Not anymore. Last week’s change was sudden and drastic. Instead of incremental changes, DL announced exorbitant increases in the requirement to attain elite status as well as how you can earn it. Delta also made dramatic shifts in how you reach Million Miler levels as well as Lounge access – together a huge hit.
In my opinion, this is an overreach and pure greed on behalf of an executive team that seems to have grown more arrogant and cocky in recent years. Glen Hauenstein, Delta’s President, self-labeled Delta “America’s First Class Airline”. Sure Mr. Hauenstein deserves credit for Delta investing big money (far more than UA and AA) in its people, product and facilities – but he’s also been relentless is getting every last dollar out of customers, at the expense of it’s loyalty program.
For example: In August 2023, Delta had a domestic paid first class load factor of 74%. That means on average, 74% of first class seats were sold, and not offered as upgrades to elite members. In 2011, Delta only sold 14% of its first class seats and offered the rest as upgrades to elite members.
Such success is clearly loved by Wall Street and an ego boost to Mr. Hauenstein. But on the customer side, he is known as the architect of “SkyPesos”, a term popularized in recent years due to his push to change SkyMiles from a program that awarded miles based on revenue rather than miles flown along with the elimination of award charts, and no-notice rule changes all leading to this week’s loyalty-shattering changes.
Sure that 74% of First seats sold, shows why Delta has commanded a Premium over other US based airlines and has been getting recognition for being above average, but Mr. Hauenstein is just gaslighting customers and himself with this “America’s First Class Airline” nonsense and spin on jumps in spend required to attain elite/Medallion status without much in return to customers.

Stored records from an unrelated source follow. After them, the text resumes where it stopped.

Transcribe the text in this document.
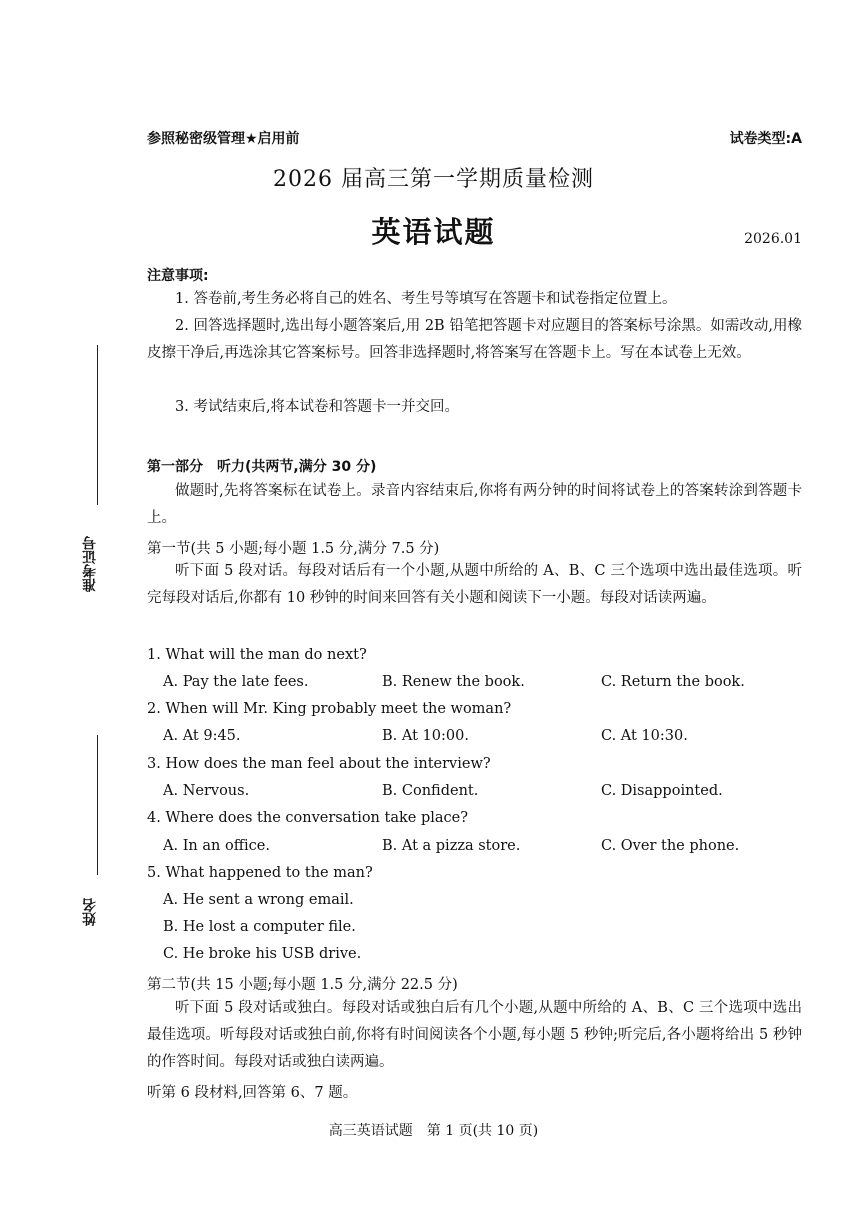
准考证号
姓名
参照秘密级管理★启用前	试卷类型:A
2026 届高三第一学期质量检测
英语试题	2026.01
注意事项:
1. 答卷前,考生务必将自己的姓名、考生号等填写在答题卡和试卷指定位置上。
2. 回答选择题时,选出每小题答案后,用 2B 铅笔把答题卡对应题目的答案标号涂黑。如需改动,用橡皮擦干净后,再选涂其它答案标号。回答非选择题时,将答案写在答题卡上。写在本试卷上无效。
3. 考试结束后,将本试卷和答题卡一并交回。
第一部分　听力(共两节,满分 30 分)
做题时,先将答案标在试卷上。录音内容结束后,你将有两分钟的时间将试卷上的答案转涂到答题卡上。
第一节(共 5 小题;每小题 1.5 分,满分 7.5 分)
听下面 5 段对话。每段对话后有一个小题,从题中所给的 A、B、C 三个选项中选出最佳选项。听完每段对话后,你都有 10 秒钟的时间来回答有关小题和阅读下一小题。每段对话读两遍。
1. What will the man do next?
A. Pay the late fees.	B. Renew the book.	C. Return the book.
2. When will Mr. King probably meet the woman?
A. At 9:45.	B. At 10:00.	C. At 10:30.
3. How does the man feel about the interview?
A. Nervous.	B. Confident.	C. Disappointed.
4. Where does the conversation take place?
A. In an office.	B. At a pizza store.	C. Over the phone.
5. What happened to the man?
A. He sent a wrong email.
B. He lost a computer file.
C. He broke his USB drive.
第二节(共 15 小题;每小题 1.5 分,满分 22.5 分)
听下面 5 段对话或独白。每段对话或独白后有几个小题,从题中所给的 A、B、C 三个选项中选出最佳选项。听每段对话或独白前,你将有时间阅读各个小题,每小题 5 秒钟;听完后,各小题将给出 5 秒钟的作答时间。每段对话或独白读两遍。
听第 6 段材料,回答第 6、7 题。
高三英语试题　第 1 页(共 10 页)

For example: this is the second year in a row that Delta raised status thresholds. Last year, they increased the spend requirement 33% for most tiers; and this year the increases are even more extreme: a whopping 75% – that is almost 133% in two years. Delta has not done anything meaningful to reward Elite members for that increase with additional perks or benefits, and as mentioned above upgrades are few and far between due to the push to sell upgrades to First/Business/Premium seats.
Conclusion
The jump in required spend from $20k to $35k for top tier status is just plain greed to me. But it’s a relief to jump off the Medallion hamster wheel in 2024, drop that DL Amex and become a free agent.
I won’t ‘quit’ Delta, in fact I estimate DL to get about 40-50% of my spend. But is that what Mr. Hauenstein, Amex and Wall Street really want?